Los Angeles Times
September 17, 2004
Ever since the CIA's bungled coups and assassination plots were exposed by
Congress in the early 1970s, critics have seized on each fresh intelligence
failure to demand radical reform. But only two Central Intelligence Agency
directors — James R. Schlesinger from 1973 to 1975 and Stansfield Turner
from 1977 to 1981 — really tried to shake up the agency by trimming its
ranks and improving analysis. Without continuity, their attempts withered.
The most recent director, George J. Tenet, said reform would be his priority when he took office in 1997, only to declare this year that the agency needs five (more) years to turn itself around. Keep that in mind as Rep. Porter J. Goss (R-Fla.), President Bush's nominee to succeed Tenet, tells the Senate that he would practice "tough love" as CIA director. Goss is suffering from a bad case of confirmation conversion.
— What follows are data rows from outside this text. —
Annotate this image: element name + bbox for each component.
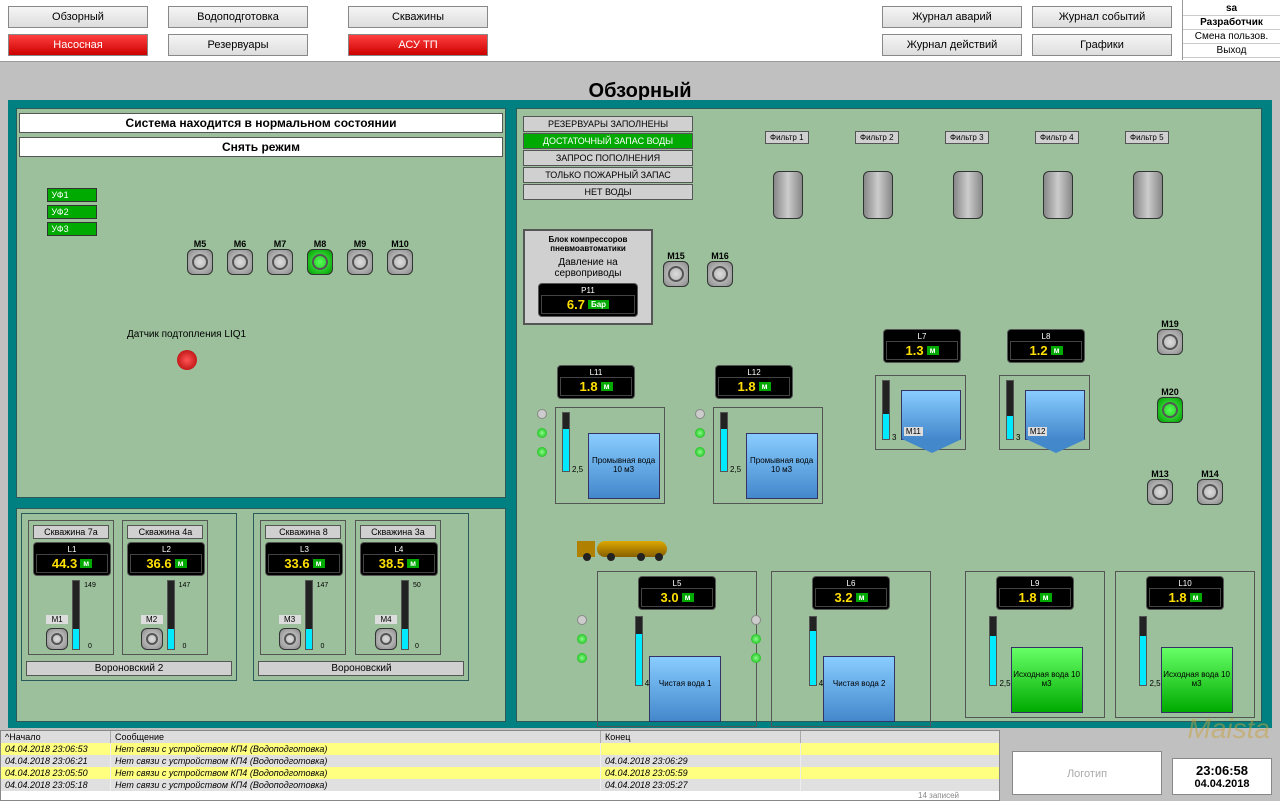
- main-scada: Система находится в нормальном состоянии…: [8, 100, 1272, 728]
- pump-label: М5: [187, 239, 213, 249]
- filter-5[interactable]: [1133, 171, 1163, 219]
- pump-m9[interactable]: [347, 249, 373, 275]
- source-tank-1[interactable]: L91.8м 2,5Исходная вода 10 м3: [965, 571, 1105, 718]
- user-role: Разработчик: [1183, 16, 1280, 30]
- pump-label: М10: [387, 239, 413, 249]
- alarm-panel[interactable]: ^Начало Сообщение Конец 04.04.2018 23:06…: [0, 730, 1000, 801]
- wells-panel: Скважина 7а L144.3м M1 1490 Скважина 4а …: [16, 508, 506, 722]
- status-item: НЕТ ВОДЫ: [523, 184, 693, 200]
- nav-graphs[interactable]: Графики: [1032, 34, 1172, 56]
- pump-m14[interactable]: [1197, 479, 1223, 505]
- clock-date: 04.04.2018: [1177, 778, 1267, 790]
- wash-tank-1[interactable]: 2,5 Промывная вода 10 м3: [555, 407, 665, 504]
- compressor-subtitle: Давление на сервоприводы: [529, 257, 647, 279]
- change-user-link[interactable]: Смена пользов.: [1183, 30, 1280, 44]
- status-item: РЕЗЕРВУАРЫ ЗАПОЛНЕНЫ: [523, 116, 693, 132]
- well-4a[interactable]: Скважина 4а L236.6м M2 1470: [122, 520, 208, 655]
- status-item: ТОЛЬКО ПОЖАРНЫЙ ЗАПАС: [523, 167, 693, 183]
- alarm-count: 14 записей: [1, 791, 999, 800]
- filter-4-label: Фильтр 4: [1035, 131, 1079, 144]
- clean-tank-1[interactable]: L53.0м 4Чистая вода 1: [597, 571, 757, 727]
- well-8[interactable]: Скважина 8 L333.6м M3 1470: [260, 520, 346, 655]
- pump-m19[interactable]: [1157, 329, 1183, 355]
- source-tank-2[interactable]: L101.8м 2,5Исходная вода 10 м3: [1115, 571, 1255, 718]
- sensor-label: Датчик подтопления LIQ1: [127, 329, 246, 340]
- nav-asu-tp[interactable]: АСУ ТП: [348, 34, 488, 56]
- status-item-active: ДОСТАТОЧНЫЙ ЗАПАС ВОДЫ: [523, 133, 693, 149]
- uv2-indicator[interactable]: УФ2: [47, 205, 97, 219]
- pump-m15[interactable]: [663, 261, 689, 287]
- left-panel: Система находится в нормальном состоянии…: [16, 108, 506, 498]
- reservoir-status-list: РЕЗЕРВУАРЫ ЗАПОЛНЕНЫ ДОСТАТОЧНЫЙ ЗАПАС В…: [523, 115, 693, 201]
- alarm-row[interactable]: 04.04.2018 23:06:21Нет связи с устройств…: [1, 755, 999, 767]
- alarm-header: ^Начало Сообщение Конец: [1, 731, 999, 743]
- pump-label: М6: [227, 239, 253, 249]
- clock-time: 23:06:58: [1177, 763, 1267, 778]
- compressor-panel[interactable]: Блок компрессоров пневмоавтоматики Давле…: [523, 229, 653, 325]
- compressor-title: Блок компрессоров пневмоавтоматики: [529, 235, 647, 253]
- pump-label: М7: [267, 239, 293, 249]
- hopper-m11[interactable]: 3 M11: [875, 375, 966, 450]
- alarm-row[interactable]: 04.04.2018 23:05:50Нет связи с устройств…: [1, 767, 999, 779]
- well-3a[interactable]: Скважина 3а L438.5м M4 500: [355, 520, 441, 655]
- nav-reservoirs[interactable]: Резервуары: [168, 34, 308, 56]
- filter-2[interactable]: [863, 171, 893, 219]
- filter-3[interactable]: [953, 171, 983, 219]
- clock: 23:06:58 04.04.2018: [1172, 758, 1272, 795]
- pump-m13[interactable]: [1147, 479, 1173, 505]
- well-group-label: Вороновский 2: [26, 661, 232, 676]
- well-7a[interactable]: Скважина 7а L144.3м M1 1490: [28, 520, 114, 655]
- pump-m8[interactable]: [307, 249, 333, 275]
- logo-placeholder: Логотип: [1012, 751, 1162, 795]
- well-group-label: Вороновский: [258, 661, 464, 676]
- mode-button[interactable]: Снять режим: [19, 137, 503, 157]
- top-toolbar: Обзорный Водоподготовка Скважины Насосна…: [0, 0, 1280, 62]
- nav-action-log[interactable]: Журнал действий: [882, 34, 1022, 56]
- status-item: ЗАПРОС ПОПОЛНЕНИЯ: [523, 150, 693, 166]
- pump-m5[interactable]: [187, 249, 213, 275]
- truck-icon: [577, 537, 677, 561]
- uv3-indicator[interactable]: УФ3: [47, 222, 97, 236]
- pump-m10[interactable]: [387, 249, 413, 275]
- nav-wells[interactable]: Скважины: [348, 6, 488, 28]
- right-panel: РЕЗЕРВУАРЫ ЗАПОЛНЕНЫ ДОСТАТОЧНЫЙ ЗАПАС В…: [516, 108, 1262, 722]
- filter-5-label: Фильтр 5: [1125, 131, 1169, 144]
- hopper-m12[interactable]: 3 M12: [999, 375, 1090, 450]
- user-block: sa Разработчик Смена пользов. Выход: [1182, 0, 1280, 60]
- nav-overview[interactable]: Обзорный: [8, 6, 148, 28]
- filter-4[interactable]: [1043, 171, 1073, 219]
- nav-event-log[interactable]: Журнал событий: [1032, 6, 1172, 28]
- nav-alarm-log[interactable]: Журнал аварий: [882, 6, 1022, 28]
- logout-link[interactable]: Выход: [1183, 44, 1280, 58]
- alarm-row[interactable]: 04.04.2018 23:06:53Нет связи с устройств…: [1, 743, 999, 755]
- pump-m6[interactable]: [227, 249, 253, 275]
- uv1-indicator[interactable]: УФ1: [47, 188, 97, 202]
- system-status: Система находится в нормальном состоянии: [19, 113, 503, 133]
- filter-3-label: Фильтр 3: [945, 131, 989, 144]
- filter-1-label: Фильтр 1: [765, 131, 809, 144]
- pump-m16[interactable]: [707, 261, 733, 287]
- flood-sensor-icon[interactable]: [177, 350, 197, 370]
- nav-water-treatment[interactable]: Водоподготовка: [168, 6, 308, 28]
- filter-1[interactable]: [773, 171, 803, 219]
- user-name: sa: [1183, 2, 1280, 16]
- clean-tank-2[interactable]: L63.2м 4Чистая вода 2: [771, 571, 931, 727]
- alarm-row[interactable]: 04.04.2018 23:05:18Нет связи с устройств…: [1, 779, 999, 791]
- pump-m7[interactable]: [267, 249, 293, 275]
- pump-m20[interactable]: [1157, 397, 1183, 423]
- pump-label: М8: [307, 239, 333, 249]
- pump-label: М9: [347, 239, 373, 249]
- nav-pumping[interactable]: Насосная: [8, 34, 148, 56]
- filter-2-label: Фильтр 2: [855, 131, 899, 144]
- wash-tank-2[interactable]: 2,5 Промывная вода 10 м3: [713, 407, 823, 504]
Goss, a former CIA operative himself, was seduced by the agency as head of the House Intelligence Committee. Goss didn't challen ge CIA analysts' assessments of Iraq and has killed off, as far as possible, investigations of the CIA's performance, including its role in the Abu Ghraib scandal. Only now does Goss issue dire warnings about agency shortcomings. Goss' own reform plan for the CIA, introduced earlier this year, called for little change other than strengthening the power of the CIA director — a job that Goss was already angling for. He apparently plans to bring with him much of the congressional staff that helped him fail to keep watch over the CIA. Goss might wish he could rebuild the agency. He might even believe it. But there's no evidence that he can, especially with the same old cast of characters.
The only change that Goss endorsed before the Senate was to give clandestine agents "more leash." This is less reform than a reversion to the agency's worst habits. Nor is Goss persuasive in his claim that the CIA requires at least five years to be rebuilt. What the CIA needs isn't that complicated. Start with agen ts with better foreign language skills, not longer leashes. And encourage competition in analyzing raw intelligence.
However erratic the CIA's performance has been, it's too easy to blame it for everything that's gone wrong. It wasn't Tenet's fault that Bush — who spent all of August at his Texas ranch in 2001 — met with him only twice that month. As intelligence expert Thomas Powers notes in the latest New York Review of Books, "warnings are useless, if a president will not listen." And no matter how much money is poured into covert operations, the CIA doesn't get to decide whether to attack another country.
The Senate and the Sept. 11 commission can draw up all kinds of plans for a new national intelligence chief, but it won't make much difference if the CIA isn't encouraged to be an honest broker of information.
With an election coming, Congress is rubber-stamping the Goss nomination. But if there's a second one, for the uber-intelligence job, lawmakers owe the nation more backbone.